Article from Issue 233/2020
Author(s):

Graham has just recorded a one-off podcast featuring the wonderful open source VCV Eurorack emulator, often written about here. He's now strongly considering doing a more regular synth-related podcast.

Drawing and animation

enve

Back at the dawn of home computing, there was a brilliant drawing and animation application for the Apple II and Commodore Amiga called Fantavision. It had been ported from the Apple to the Amiga, which was something of a surprise because Electronic Arts' Deluxe Paint ruled the platform and was often bundled with a new Amiga. Most users wouldn't need anything else. But there was something that set Fantavision apart, and this made it unique in a world full of pixel art – it was a vector drawing application. Images were constructed by drawing lines from one point to another. This was more arduous than the virtual spray paint of Deluxe Paint, but it meant that your images were resolution independent, much like SVG in the modern era.

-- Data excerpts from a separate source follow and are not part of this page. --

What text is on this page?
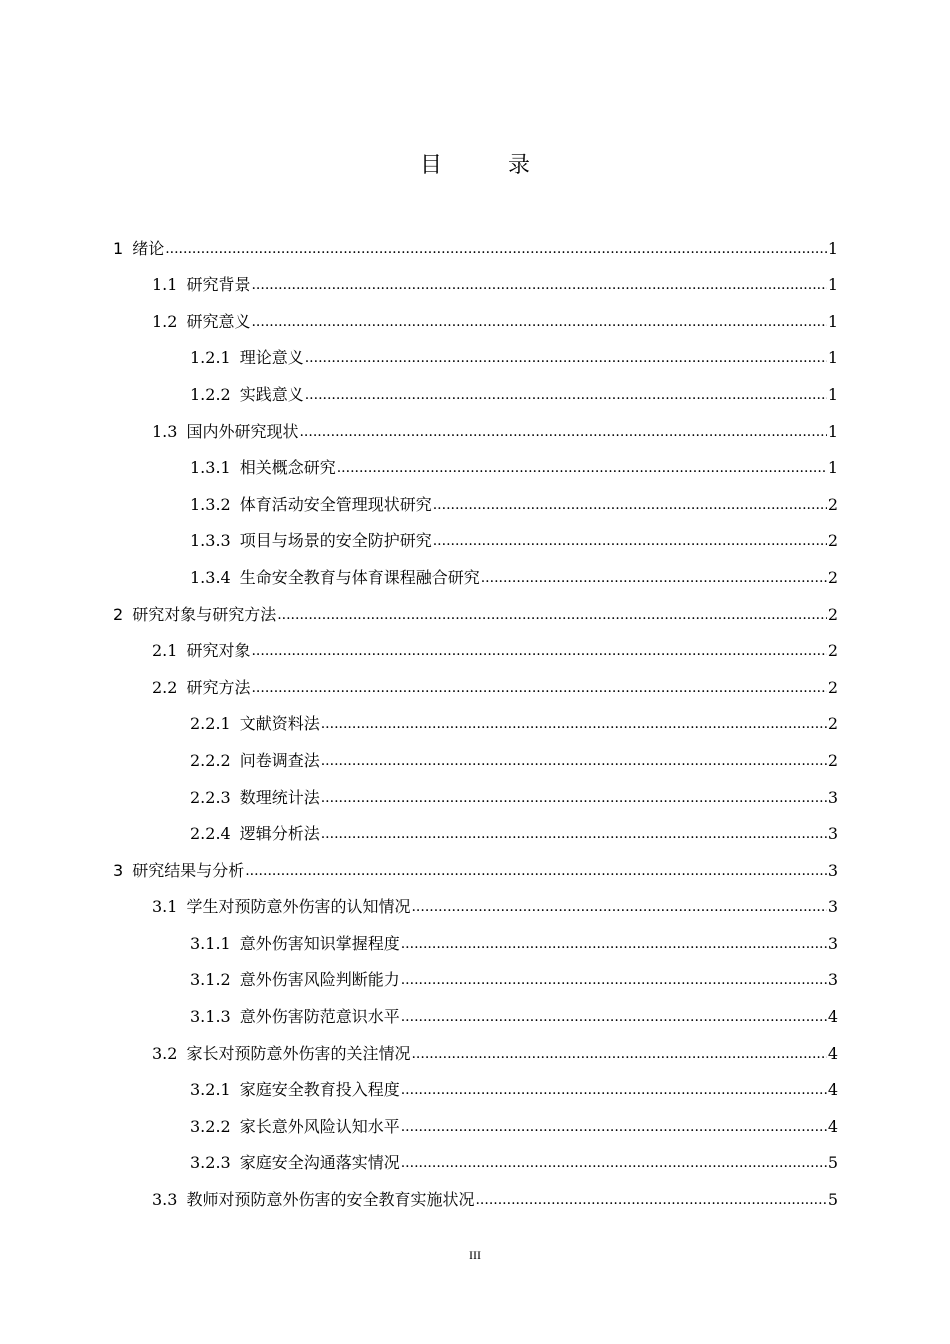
目　录
1 绪论 .....	1
1.1 研究背景 .....	1
1.2 研究意义 .....	1
1.2.1 理论意义 .....	1
1.2.2 实践意义 .....	1
1.3 国内外研究现状 .....	1
1.3.1 相关概念研究 .....	1
1.3.2 体育活动安全管理现状研究 .....	2
1.3.3 项目与场景的安全防护研究 .....	2
1.3.4 生命安全教育与体育课程融合研究 .....	2
2 研究对象与研究方法 .....	2
2.1 研究对象 .....	2
2.2 研究方法 .....	2
2.2.1 文献资料法 .....	2
2.2.2 问卷调查法 .....	2
2.2.3 数理统计法 .....	3
2.2.4 逻辑分析法 .....	3
3 研究结果与分析 .....	3
3.1 学生对预防意外伤害的认知情况 .....	3
3.1.1 意外伤害知识掌握程度 .....	3
3.1.2 意外伤害风险判断能力 .....	3
3.1.3 意外伤害防范意识水平 .....	4
3.2 家长对预防意外伤害的关注情况 .....	4
3.2.1 家庭安全教育投入程度 .....	4
3.2.2 家长意外风险认知水平 .....	4
3.2.3 家庭安全沟通落实情况 .....	5
3.3 教师对预防意外伤害的安全教育实施状况 .....	5
III
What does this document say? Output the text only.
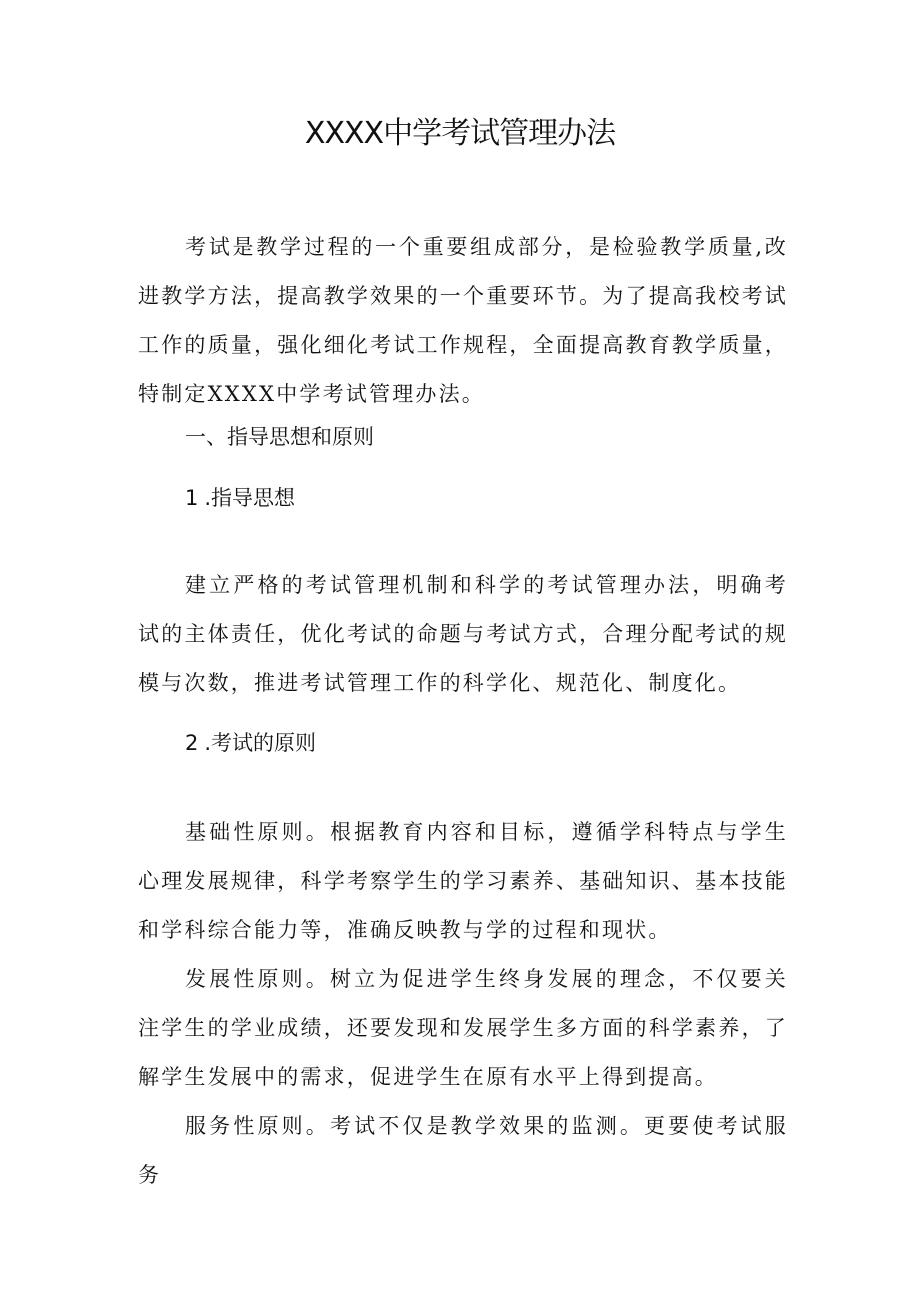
XXXX中学考试管理办法

考试是教学过程的一个重要组成部分，是检验教学质量,改进教学方法，提高教学效果的一个重要环节。为了提高我校考试工作的质量，强化细化考试工作规程，全面提高教育教学质量，特制定XXXX中学考试管理办法。

一、指导思想和原则
1 .指导思想

建立严格的考试管理机制和科学的考试管理办法，明确考试的主体责任，优化考试的命题与考试方式，合理分配考试的规模与次数，推进考试管理工作的科学化、规范化、制度化。

2 .考试的原则

基础性原则。根据教育内容和目标，遵循学科特点与学生心理发展规律，科学考察学生的学习素养、基础知识、基本技能和学科综合能力等，准确反映教与学的过程和现状。

发展性原则。树立为促进学生终身发展的理念，不仅要关注学生的学业成绩，还要发现和发展学生多方面的科学素养，了解学生发展中的需求，促进学生在原有水平上得到提高。

服务性原则。考试不仅是教学效果的监测。更要使考试服务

There was another advantage: Vector images like these are much easier to animate, because you simply move the start or end point and take a snapshot of their location at a specific frame. A tweening algorithm then generates the frames in-between, making the resultant animation far more flexible and potentially smoother than the equivalent bitmap animation. It's what made Flash so hugely successful, and it's the same principle at the heart of this excellent new drawing and animation tool, enve. Enve is a cross between Fantavision, Inkscape, and Blender. Its drawing tools include paths, circles, rectangles, and text, and you can create a different fill, either gradient or solid, and change the outside stroke. You can also group these objects together, and perform raster/bitmap effects on them, including blur and drop-shadows. These tools and editing options cover all the principal requirements for drawing and design and are equally as capable of producing complex illustrations as they are simple sketches.

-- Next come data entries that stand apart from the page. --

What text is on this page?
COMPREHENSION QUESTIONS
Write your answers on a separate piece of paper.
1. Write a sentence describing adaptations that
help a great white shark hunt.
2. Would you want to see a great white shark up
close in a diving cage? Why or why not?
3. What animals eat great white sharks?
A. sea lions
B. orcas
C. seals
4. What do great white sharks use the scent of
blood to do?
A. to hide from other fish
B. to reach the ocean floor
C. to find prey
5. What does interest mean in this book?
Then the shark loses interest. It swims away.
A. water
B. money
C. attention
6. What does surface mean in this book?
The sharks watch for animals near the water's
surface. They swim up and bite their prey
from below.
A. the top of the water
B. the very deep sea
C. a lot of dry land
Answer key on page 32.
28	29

But the real power comes from enve's ability to animate these components. This is achieved from the timeline beneath the editing window, where you can see frame numbers stretched across to the right and objects listed vertically on the left. The object list, also available from the main view, is where you can drag and drop the hierarchy of the objects and unfold them to show all their parameters, from radius values to fill types. The clever part is that, by clicking on the small record button to the left of each value, you save this value at the current frame. Change both the frame and the values, and enve will smoothly animate the transition between one set of values and the next, creating a beautifully smooth and crisply rendered animation. When you want to output the final result, the render tab lets you generate a PNG or MPEG animation of the scene, at whatever resolution or frame rate you need. It's an application that may only be in a beta and early release state, but it already works brilliantly and can finally replace the immortal Fantavision.

Project Website

https://github.com/MaurycyLiebner/enve

1 Editing tools Though not a huge list, there are enough tools to create any primitive you need. 2 Scenes Split a project into multiple scenes to be rendered separately. 3 Canvas Edit images just as you would in Inkscape by grouping, ungrouping, and stacking the objects. 4 Fill, stroke, and gradients Alongside these, there are special fill and rendering effects from the right-click menu. 5 Render Lets you select any resolution and frame rate for your scene. 6 Timeline Every parameter in your scene can be animated by taking a keyframe of its value on any frame. 7 Parameters Choose which parameters to edit and which you want animated. 8 Scale Lower the resolution for previews, and there's GPU acceleration if you have the hardware.